Are you a tenant looking to become a homeowner? Do you need help navigating the purchase of your current home? Perhaps you’re a big fan of the interior design, or you love the location. Whatever your reasons are, this guide on how a tenant can buy the property they live in can help. This post covers the pros and cons of buying the house you live in, tips for negotiating, and when you should involve a lawyer.
Pros and Cons of Buying the House you Rent
- You’re familiar with the House’s Condition
One of the most apparent benefits of buying the house you rent is that you’re already familiar with the house’s condition. Sometimes new buyers find that their home has a few significant flaws that bring down the value after the purchase is already complete. However, when you already live on the property, you’re familiar with the ins and outs of the whole place. For instance, if Bay Property Management Group Baltimore County manages the property, then it’ll be well-maintained and suitable enough for you to claim the deed,
- You Don’t Have to Move
It’s not easy to pack up and move to another house, even the next neighborhood. Buying the property, you already live in saves you the stress of packing and unpacking. Also, you get to save money by calling a professional moving company.
- You Can Negotiate a Better Price
When a landlord is ready to sell their rental property, they’re more inclined to give their tenants a discount because of the pre-existing bond. Besides that, you also have a better negotiating position since you’re already familiar with the property.
- You Could Be Settling
A significant drawback to buying the property you already live in is that you could be settling. Sometimes, renters opt to buy their current house because they can’t be bothered to shop around the block. However, if you’re unaware of what is on the market, you could miss out on other options. Also, it could hurt you during negotiations because you’ll be going in with less information and fewer choices.
- You Have to Take on the Loan
When you’re a homeowner, you can eliminate the rent costs from your expenses. However, mortgage repayments will most likely fill that spot. Even if your landlord has already paid off the house, you’ll still need financing to purchase it. Thus, you can expect to take on a loan when you buy the property.
- You May Want to Move
When considering buying a house, it’s a good idea to take a step back and evaluate your options. Purchasing a property is a huge commitment, and since real estate isn’t the most liquid investment, it could be difficult for you to sell. Thus, if you’re not sure or hesitant to commit to your current home for at least five years, it’s not worth it.
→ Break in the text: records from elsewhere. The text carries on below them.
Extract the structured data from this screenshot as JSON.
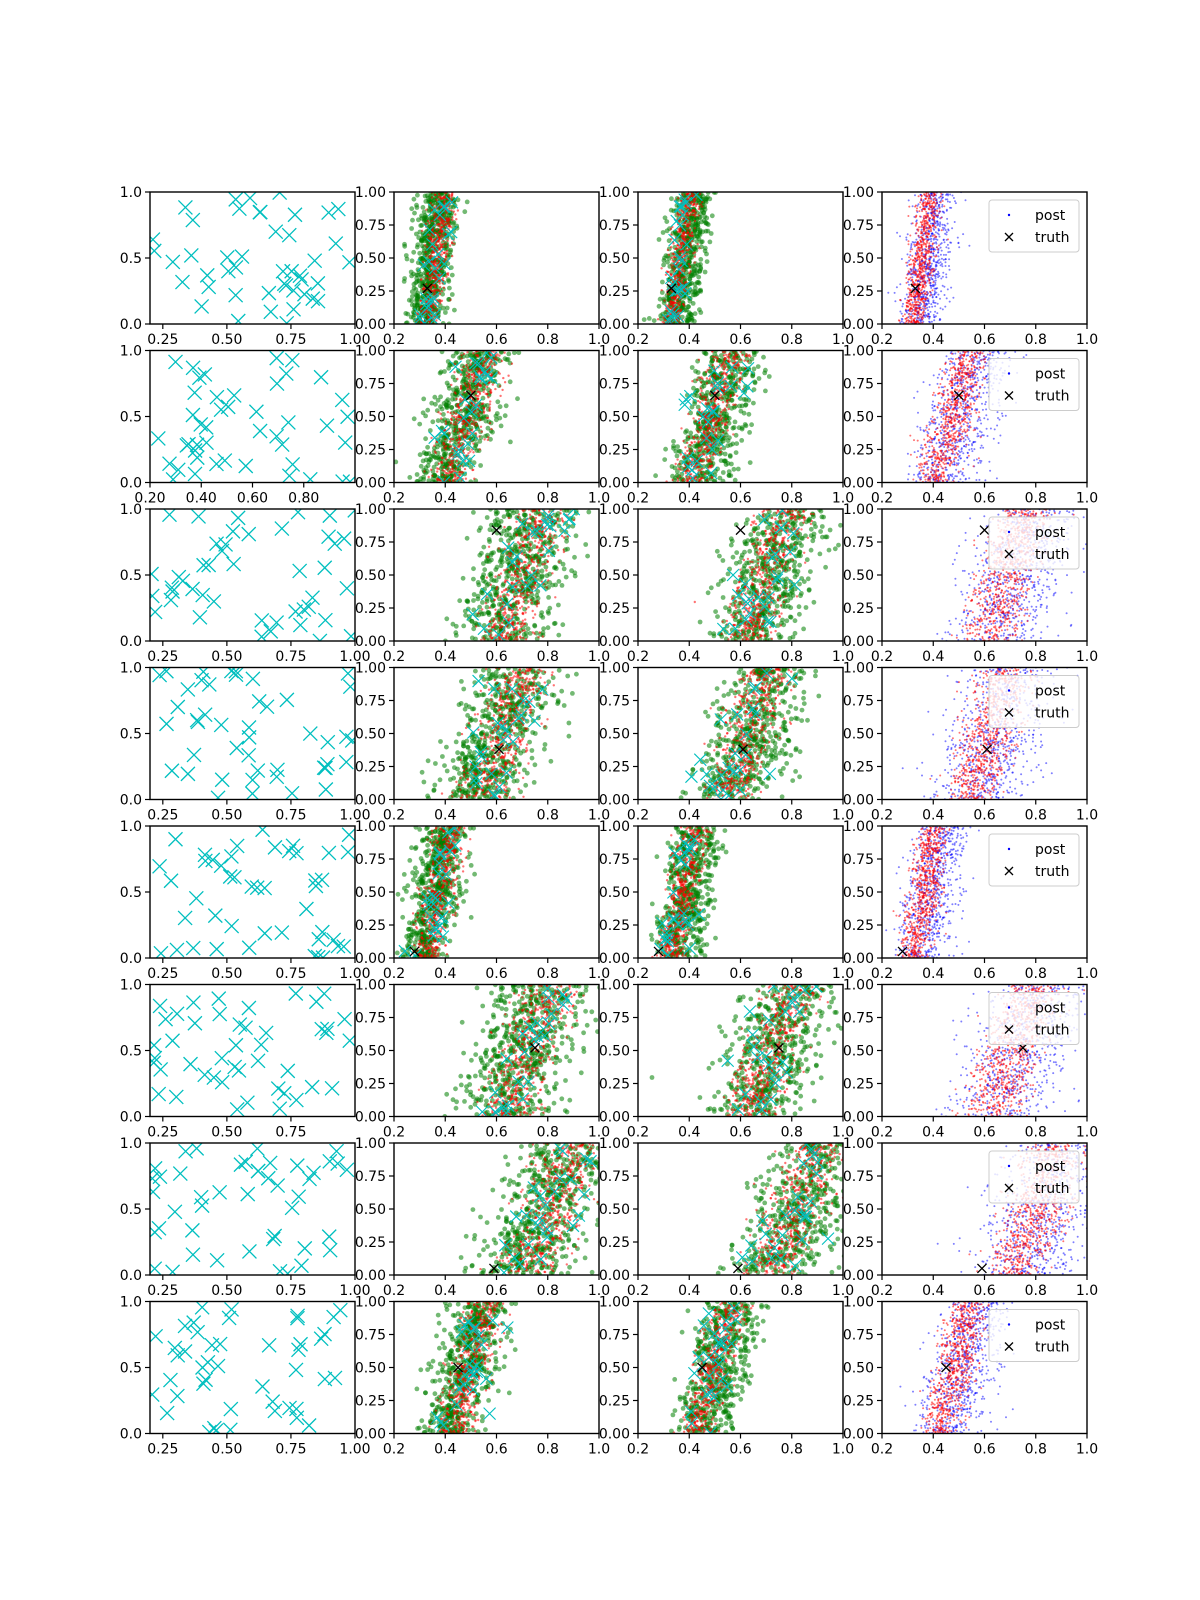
{
  "figure": {
    "rows": 8,
    "cols": 4,
    "colors": {
      "samples_cyan": "#00bfbf",
      "posterior_red": "#ff0000",
      "posterior_green": "#008000",
      "posterior_blue": "#0000ff",
      "truth_black": "#000000"
    },
    "legend": {
      "post": "post",
      "truth": "truth"
    },
    "yticks": [
      0.0,
      0.25,
      0.5,
      0.75,
      1.0
    ],
    "col2to4_xticks": [
      0.2,
      0.4,
      0.6,
      0.8,
      1.0
    ],
    "col2to4_ylim": [
      0.0,
      1.0
    ],
    "col2to4_xlim": [
      0.2,
      1.0
    ]
  },
  "chart_data": [
    {
      "type": "scatter",
      "title": "",
      "xlabel": "",
      "ylabel": "",
      "grid": false,
      "rows": [
        {
          "col1": {
            "xlim": [
              0.2,
              1.0
            ],
            "ylim": [
              0.0,
              1.0
            ],
            "xticks": [
              0.25,
              0.5,
              0.75,
              1.0
            ],
            "yticks": [
              0.0,
              0.5,
              1.0
            ]
          },
          "truth": [
            0.33,
            0.27
          ],
          "band_center_at_y0": 0.33,
          "band_slope": 0.07,
          "band_width": 0.07
        },
        {
          "col1": {
            "xlim": [
              0.2,
              1.0
            ],
            "ylim": [
              0.0,
              1.0
            ],
            "xticks": [
              0.2,
              0.4,
              0.6,
              0.8
            ],
            "yticks": [
              0.0,
              0.5,
              1.0
            ]
          },
          "truth": [
            0.5,
            0.66
          ],
          "band_center_at_y0": 0.41,
          "band_slope": 0.15,
          "band_width": 0.12
        },
        {
          "col1": {
            "xlim": [
              0.2,
              1.0
            ],
            "ylim": [
              0.0,
              1.0
            ],
            "xticks": [
              0.25,
              0.5,
              0.75,
              1.0
            ],
            "yticks": [
              0.0,
              0.5,
              1.0
            ]
          },
          "truth": [
            0.6,
            0.84
          ],
          "band_center_at_y0": 0.62,
          "band_slope": 0.16,
          "band_width": 0.16
        },
        {
          "col1": {
            "xlim": [
              0.2,
              1.0
            ],
            "ylim": [
              0.0,
              1.0
            ],
            "xticks": [
              0.25,
              0.5,
              0.75,
              1.0
            ],
            "yticks": [
              0.0,
              0.5,
              1.0
            ]
          },
          "truth": [
            0.61,
            0.38
          ],
          "band_center_at_y0": 0.55,
          "band_slope": 0.15,
          "band_width": 0.16
        },
        {
          "col1": {
            "xlim": [
              0.2,
              1.0
            ],
            "ylim": [
              0.0,
              1.0
            ],
            "xticks": [
              0.25,
              0.5,
              0.75,
              1.0
            ],
            "yticks": [
              0.0,
              0.5,
              1.0
            ]
          },
          "truth": [
            0.28,
            0.05
          ],
          "band_center_at_y0": 0.33,
          "band_slope": 0.09,
          "band_width": 0.09
        },
        {
          "col1": {
            "xlim": [
              0.2,
              1.0
            ],
            "ylim": [
              0.0,
              1.0
            ],
            "xticks": [
              0.25,
              0.5,
              0.75
            ],
            "yticks": [
              0.0,
              0.5,
              1.0
            ]
          },
          "truth": [
            0.75,
            0.52
          ],
          "band_center_at_y0": 0.63,
          "band_slope": 0.18,
          "band_width": 0.17
        },
        {
          "col1": {
            "xlim": [
              0.2,
              1.0
            ],
            "ylim": [
              0.0,
              1.0
            ],
            "xticks": [
              0.25,
              0.5,
              0.75,
              1.0
            ],
            "yticks": [
              0.0,
              0.5,
              1.0
            ]
          },
          "truth": [
            0.59,
            0.05
          ],
          "band_center_at_y0": 0.72,
          "band_slope": 0.18,
          "band_width": 0.18
        },
        {
          "col1": {
            "xlim": [
              0.2,
              1.0
            ],
            "ylim": [
              0.0,
              1.0
            ],
            "xticks": [
              0.25,
              0.5,
              0.75,
              1.0
            ],
            "yticks": [
              0.0,
              0.5,
              1.0
            ]
          },
          "truth": [
            0.45,
            0.5
          ],
          "band_center_at_y0": 0.43,
          "band_slope": 0.13,
          "band_width": 0.11
        }
      ],
      "legend_labels": [
        "post",
        "truth"
      ],
      "legend_position": "upper right of column 4"
    }
  ]
}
Tips for Negotiating Terms
- Do Your Research
One of the best tips for negotiating terms is to be prepared. Even landlords must research to ensure they’re buying a successful investment property. Before you commit to a purchase, you should be aware of the current state of the house. Also, you should gather data on what comparable properties in similar neighborhoods are going for.
- Speak with Your Landlord
After your research, your next step is to speak with your landlord. This step is crucial if they’ve not informed you that they’re selling the property. If you’re considering buying the house, you should ask the property owner if they would consider selling the home now or shortly. If your landlord is ready, you can then commence negotiations.
- Be Certain
Buying a house is a big commitment, and you must be sure before approaching your landlord. Several obligations come with owning a property, including interest repayments, taxes, maintenance, and more. Hence, if you’re not ready to take up these responsibilities, it’s better to continue renting.
When Should Lawyers be Involved?
The short answer is always. Unfortunately, buying a property is much more complicated than purchasing any other good. You can’t simply swipe your debit card and walk away with your purchase. You must go through several steps before you can legally claim the rights to the house. Thus, it would help if you involved a lawyer to:
- File the property transfer documents correctly
- Ensure that transfer of the deed is done correctly.
- Secure building permits if necessary.
Legal counsel that looks out for your best interest gives you added assurance. It also saves you from incurring unnecessary real estate taxes, and
This article covered how a tenant can buy the property they live in from their landlord. We highlighted that some pros include familiarity with the home’s condition, getting a better price, and avoiding a move. On the other hand, you should remember that you could be settling, and becoming a homeowner is a big responsibility. Thus, you shouldn’t do it if you’re not ready to commit to your current home for a while. Although, doing your research and speaking with your landlord can help.